By Ben Kerrigan-
Boris Johnson has said he will not apologize for remarks linking Keir Starmer to the failure to prosecute Jimmy Savile, a minister has said, as Conservative MPs called on the prime minister to back down after protesters shouted abuse at the Labour leader on Monday.
Mps have called for the prime minister to retract the statement he made in the House of Commons last week, which has been clarified to have implied Starmer taking responsibility over the functions of the CPS over which he presided.
Chris Philp, the digital minister, said the comment that Starmer had failed to prosecute the prolific child sex offender was “not incorrect” but said the prime minister had clarified he did not mean Starmer took the decision when he led the CPS.
Keir Starmer was bundled into a police car after being heckled by protesters as he walked near the Houses of Parliament.
“The first comments in the house on the previous Monday were capable of being misconstrued and that is why it is important and right that a couple of days later that Boris Johnson, the prime minister, did clarify that he was not suggesting at any time that Keir Starmer had personal responsibility for the case,” he told BBC Breakfast. “But he obviously did have responsibility for the conduct of the CPS.
“I don’t think there is any way you can reasonably suggest that the comments on Keir Starmer’s overall responsibility for the CPS in any way provoked the very unseemly and totally unacceptable harassment we saw last night.”
A Number 10 source said that the prime minister did not intend to go further than his condemnation of the abuse of Starmer.
Johnson’s initial comments did not suggest Starmer had taken institutional responsibility, but said as director of public prosecutions he “spent more time prosecuting journalists and failing to prosecute Jimmy Savile”.

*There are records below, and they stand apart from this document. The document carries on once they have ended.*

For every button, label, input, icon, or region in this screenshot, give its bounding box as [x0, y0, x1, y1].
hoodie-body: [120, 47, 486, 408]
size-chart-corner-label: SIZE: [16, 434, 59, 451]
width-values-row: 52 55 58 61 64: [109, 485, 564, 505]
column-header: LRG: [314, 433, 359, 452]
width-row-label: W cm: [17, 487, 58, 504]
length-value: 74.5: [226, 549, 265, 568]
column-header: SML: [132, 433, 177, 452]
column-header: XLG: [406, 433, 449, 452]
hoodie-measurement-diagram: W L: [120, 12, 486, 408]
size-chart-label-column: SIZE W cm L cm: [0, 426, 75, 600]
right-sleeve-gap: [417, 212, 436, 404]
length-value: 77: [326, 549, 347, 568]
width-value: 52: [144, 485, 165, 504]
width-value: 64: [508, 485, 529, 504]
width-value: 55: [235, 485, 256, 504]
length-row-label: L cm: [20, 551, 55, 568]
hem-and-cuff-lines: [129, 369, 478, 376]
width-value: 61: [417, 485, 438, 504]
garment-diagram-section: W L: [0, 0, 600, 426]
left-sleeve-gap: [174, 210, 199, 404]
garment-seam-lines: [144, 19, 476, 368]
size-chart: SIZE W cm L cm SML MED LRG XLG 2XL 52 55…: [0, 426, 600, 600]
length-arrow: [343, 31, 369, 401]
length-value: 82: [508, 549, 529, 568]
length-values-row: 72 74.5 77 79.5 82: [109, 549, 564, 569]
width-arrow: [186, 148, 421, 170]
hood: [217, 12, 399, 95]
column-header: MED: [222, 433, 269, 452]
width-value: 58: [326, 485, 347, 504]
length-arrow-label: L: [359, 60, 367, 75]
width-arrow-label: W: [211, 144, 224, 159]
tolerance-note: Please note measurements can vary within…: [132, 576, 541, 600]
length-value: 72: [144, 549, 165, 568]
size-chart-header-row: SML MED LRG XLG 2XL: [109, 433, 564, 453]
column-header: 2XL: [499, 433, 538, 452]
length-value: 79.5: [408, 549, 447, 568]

It has been established that Starmer would not have had knowledge about decisions taking at a much lower level in the heirachichal structure of the Crown Prosecution Service when he was in charge, but ids of Johnson say the criticism was about ultimate responsibility.
Bosses at the top of an organization have discretion to be made aware of all activities taking place underneath them. But it was the fact the prime minister pulled out that card in response to a continuous onslaught from Starmer about partygate, that led to the storm over it. The potential implications of the comment is far reaching too, but the prime minister’s suggestion being that the same standard of responsibility he is being held to should apply to Starmer.

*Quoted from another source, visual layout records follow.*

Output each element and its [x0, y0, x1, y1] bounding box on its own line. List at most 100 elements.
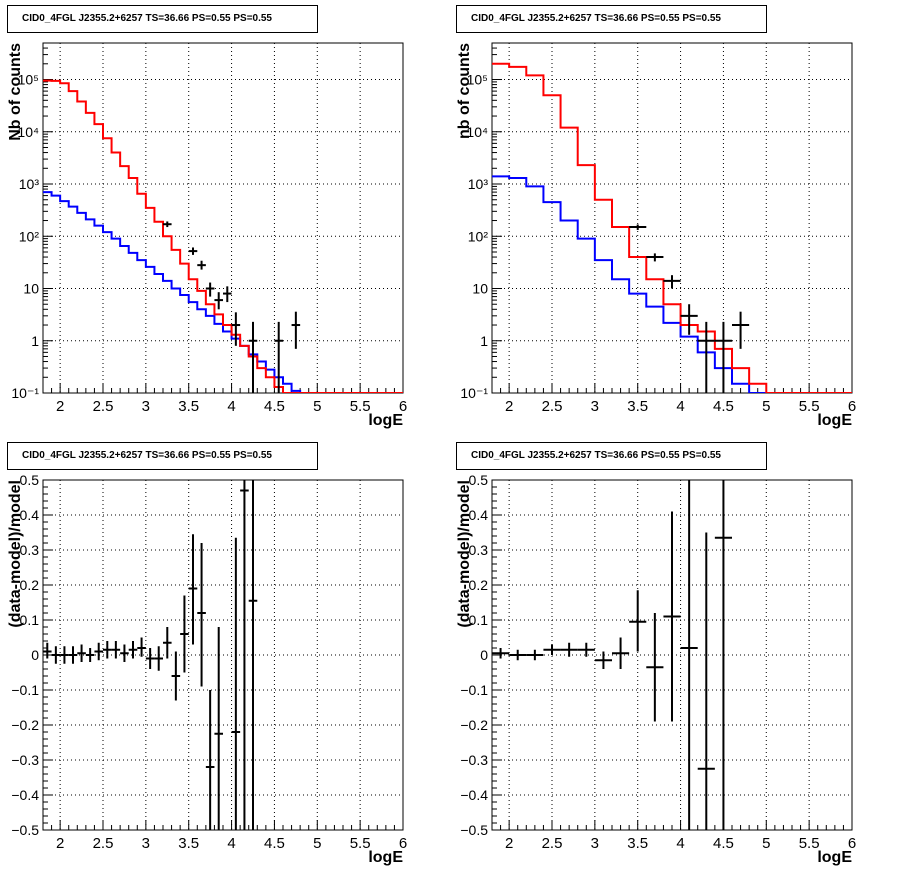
x-tick-label: 5 — [762, 398, 770, 415]
x-axis-title: logE — [368, 849, 403, 866]
x-tick-label: 2 — [505, 835, 513, 852]
panel-top-right: 2 2.5 3 3.5 4 4.5 5 5.5 6 10⁻¹ 1 10 10² 10³ 10⁴ 10⁵ logE… — [456, 42, 856, 429]
y-tick-label: −0.4 — [460, 787, 488, 803]
data-point — [94, 642, 103, 661]
x-tick-label: 2 — [56, 835, 64, 852]
x-tick-label: 5.5 — [799, 398, 820, 415]
data-point — [214, 627, 223, 830]
panel-bottom-left: 2 2.5 3 3.5 4 4.5 5 5.5 6 −0.5 −0.4 −0.3 −0.2 −0.1 0 0.… — [7, 472, 407, 866]
data-point — [214, 292, 223, 310]
x-tick-label: 4.5 — [713, 398, 734, 415]
x-tick-label: 3.5 — [627, 835, 648, 852]
x-tick-label: 3 — [591, 398, 599, 415]
data-point — [171, 651, 181, 701]
data-point — [714, 480, 732, 830]
x-tick-label: 4 — [676, 835, 684, 852]
y-tick-label: 10⁴ — [466, 124, 488, 140]
y-tick-label: 0.4 — [20, 507, 40, 523]
data-point — [180, 595, 189, 673]
x-tick-label: 4.5 — [713, 835, 734, 852]
x-tick-label: 5 — [313, 835, 321, 852]
data-point — [248, 321, 258, 393]
data-point — [188, 247, 198, 255]
data-point — [231, 312, 241, 346]
data-point — [248, 480, 258, 830]
data-point — [274, 321, 283, 393]
y-tick-label: 0.2 — [20, 577, 40, 593]
x-tick-label: 3.5 — [178, 398, 199, 415]
x-tick-label: 3 — [591, 835, 599, 852]
data-point — [51, 646, 61, 664]
data-point — [85, 648, 95, 662]
x-tick-label: 4.5 — [264, 835, 285, 852]
data-point — [680, 304, 698, 335]
x-tick-label: 3.5 — [178, 835, 199, 852]
data-point — [77, 644, 86, 662]
y-tick-label: 10² — [468, 228, 489, 244]
data-point — [137, 637, 146, 657]
y-tick-label: 0.3 — [469, 542, 489, 558]
data-point — [291, 311, 301, 349]
y-tick-label: −0.1 — [460, 682, 488, 698]
data-point — [612, 637, 630, 669]
y-tick-label: 1 — [480, 333, 488, 349]
data-point — [577, 642, 595, 657]
data-point — [163, 221, 172, 228]
x-tick-label: 4.5 — [264, 398, 285, 415]
x-tick-label: 5 — [313, 398, 321, 415]
y-tick-label: 10⁻¹ — [11, 385, 39, 401]
x-axis-title: logE — [368, 412, 403, 429]
data-point — [543, 644, 561, 655]
x-tick-label: 3 — [142, 398, 150, 415]
x-tick-label: 4 — [227, 835, 235, 852]
data-point — [492, 648, 510, 659]
y-tick-label: −0.5 — [460, 822, 488, 838]
panel-top-left: 2 2.5 3 3.5 4 4.5 5 5.5 6 10⁻¹ 1 10 10² 10³ 10⁴ 10⁵ logE… — [7, 42, 407, 429]
y-tick-label: 0.2 — [469, 577, 489, 593]
x-tick-label: 5.5 — [350, 398, 371, 415]
x-tick-label: 4 — [227, 398, 235, 415]
data-point — [120, 644, 129, 662]
data-point — [629, 590, 647, 652]
data-point — [560, 642, 578, 657]
x-tick-label: 6 — [399, 835, 407, 852]
y-tick-label: −0.4 — [11, 787, 39, 803]
data-point — [197, 543, 206, 687]
panel-title-top-left: CID0_4FGL J2355.2+6257 TS=36.66 PS=0.55 … — [7, 5, 318, 33]
model-total-line — [492, 62, 852, 393]
y-tick-label: 0.3 — [20, 542, 40, 558]
data-point — [594, 651, 612, 669]
data-point — [646, 253, 664, 262]
model-total-line — [43, 79, 403, 393]
y-tick-label: 10 — [23, 281, 39, 297]
y-tick-label: 0 — [31, 647, 39, 663]
x-tick-label: 2.5 — [542, 835, 563, 852]
x-tick-label: 2 — [505, 398, 513, 415]
data-point — [205, 282, 215, 297]
y-axis-title: nb of counts — [456, 43, 473, 139]
x-tick-label: 2.5 — [542, 398, 563, 415]
y-tick-label: −0.3 — [11, 752, 39, 768]
data-point — [697, 532, 715, 830]
x-tick-label: 2 — [56, 398, 64, 415]
data-point — [223, 286, 232, 303]
y-tick-label: 0.1 — [20, 612, 40, 628]
y-tick-label: −0.5 — [11, 822, 39, 838]
data-point — [43, 642, 52, 659]
x-tick-label: 3.5 — [627, 398, 648, 415]
y-tick-label: −0.1 — [11, 682, 39, 698]
data-point — [680, 480, 698, 830]
y-tick-label: 10⁴ — [17, 124, 39, 140]
x-tick-label: 2.5 — [93, 398, 114, 415]
data-point — [68, 646, 78, 664]
x-axis-title: logE — [817, 849, 852, 866]
data-point — [111, 641, 121, 659]
y-axis-title: (data-model)/model — [456, 480, 473, 628]
y-tick-label: 10⁵ — [467, 72, 488, 88]
panel-title-top-right: CID0_4FGL J2355.2+6257 TS=36.66 PS=0.55 … — [456, 5, 767, 33]
model-background-line — [43, 191, 403, 393]
model-background-line — [492, 175, 852, 393]
y-axis-title: (data-model)/model — [7, 480, 24, 628]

On Monday, protesters surrounding Keir Starmer, accusing him of being a paedophile, in what has been seen to be consequence of the prime minister’s earlier comments in parliament.

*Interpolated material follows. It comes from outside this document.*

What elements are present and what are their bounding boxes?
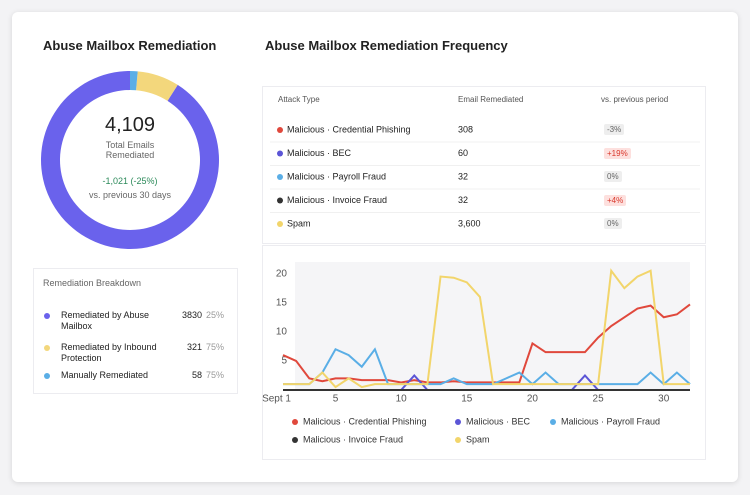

Police were forced to intervene due to serious concerns for Sir Keir’s safety when he was confronted by a group of anti-vaxxers outside Parliament on Monday evening.
Protesters screamed “paedophile” and falsely accusing Sir Keir of “protecting paedophiles”. One man shouted: “Were you protecting Jimmy Savile?”
Police officers encircled the Labour leader, pushing back the demonstrators, and placed him in the back of a police car, which sped away.
Shadow Foreign Secretary David Lammy, who was with Sir Keir during the incident, was separated from his leader and escorted back to Parliament by officers.
The protesters had gathered to protest vaccines and coronavirus restrictions, billed as a “UK Freedom Convoy”.
Minister Brandon Lewis later said the abuse by the protesters aimed at Sir Keir was “completely unacceptable” but insisted the PM’s comments were not to blame. Lewis also suggested that the fact Starmer at the time of the Saville revelations apologized for the CPS failing, implied a failing as the then head of the CPS.
The prime minister claimed in the House of Commons during the debate on Sue Gray’s partygate report that Sir Keir had failed to prosecute paedophile Savile.
“That’s no excuse for people to behave the way they did last night and we shouldn’t give them that excuse either,” he added.
A Metropolitan Police spokesperson said: “Shortly after 5.10pm on Monday, 7 February, a man who had been surrounded by a group of protesters near to New Scotland Yard, was taken away from the scene by a police car.
“A man and a woman were arrested at the scene for assault of an emergency worker after a traffic cone was thrown at a police officer. They have been taken into custody.”